The package does not deduplicate deliveries or guarantee ordering. Header and payload metadata identify the delivery context but do not grant authorization for outbound API calls.

Thin event notifications

Thin mode receives the provider-native Stripe.V2.Core.EventNotification. Notifications expose their own id, type, context, and provider-supplied related-object metadata. Some event types have no related object. Stripe’s SDK adds fetchEvent() and fetchRelatedObject() methods that use the supplied project-owned client and propagate the notification context; fetchRelatedObject() returns null when no related object exists.

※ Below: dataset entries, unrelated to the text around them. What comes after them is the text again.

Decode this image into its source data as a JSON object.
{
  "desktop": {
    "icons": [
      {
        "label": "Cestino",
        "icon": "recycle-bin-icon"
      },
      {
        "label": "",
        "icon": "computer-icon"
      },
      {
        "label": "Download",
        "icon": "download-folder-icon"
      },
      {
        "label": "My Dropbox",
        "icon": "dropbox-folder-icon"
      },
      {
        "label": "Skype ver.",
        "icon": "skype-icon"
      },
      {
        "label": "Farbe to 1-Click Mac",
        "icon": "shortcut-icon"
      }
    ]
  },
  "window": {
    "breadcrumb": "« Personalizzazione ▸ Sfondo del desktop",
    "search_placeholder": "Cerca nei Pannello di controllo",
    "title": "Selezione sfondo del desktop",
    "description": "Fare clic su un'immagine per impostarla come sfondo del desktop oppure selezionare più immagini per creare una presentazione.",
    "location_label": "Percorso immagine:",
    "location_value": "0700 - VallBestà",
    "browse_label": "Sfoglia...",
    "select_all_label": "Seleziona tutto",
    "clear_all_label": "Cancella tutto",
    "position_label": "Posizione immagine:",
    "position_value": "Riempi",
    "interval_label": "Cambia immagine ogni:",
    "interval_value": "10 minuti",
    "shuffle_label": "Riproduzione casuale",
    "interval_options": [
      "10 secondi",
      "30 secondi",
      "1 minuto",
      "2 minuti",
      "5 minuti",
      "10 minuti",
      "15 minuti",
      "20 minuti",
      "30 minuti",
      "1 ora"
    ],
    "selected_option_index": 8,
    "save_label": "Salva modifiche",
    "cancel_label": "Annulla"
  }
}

Snapshot events and thin notifications are separate modes. A snapshot payload sent to a thin channel, or a thin notification sent to a snapshot channel, is rejected before the application callback.

Thin notification types are also generated with the installed SDK. A verified future type is forwarded at runtime and may be inspected through event.type as string until the SDK is upgraded.

Verification

The route requires application/json and Stripe-Signature. Stripe’s SDK verifies HMAC-SHA256 over the exact request bytes and checks the signed timestamp against signatureToleranceSeconds. Multiple v1 signatures are accepted according to the SDK’s signing-secret rotation behavior.

Invalid, missing, stale, malformed, oversized, or mode-mismatched requests fail before webhook runs.

Invalid constructor options such as a missing client or signing secret, unsupported payload mode, non-positive body limit, or non-positive signature tolerance throw a TypeError.

See Stripe setup for event-destination setup, the project-owned SDK client, and application-owned tools.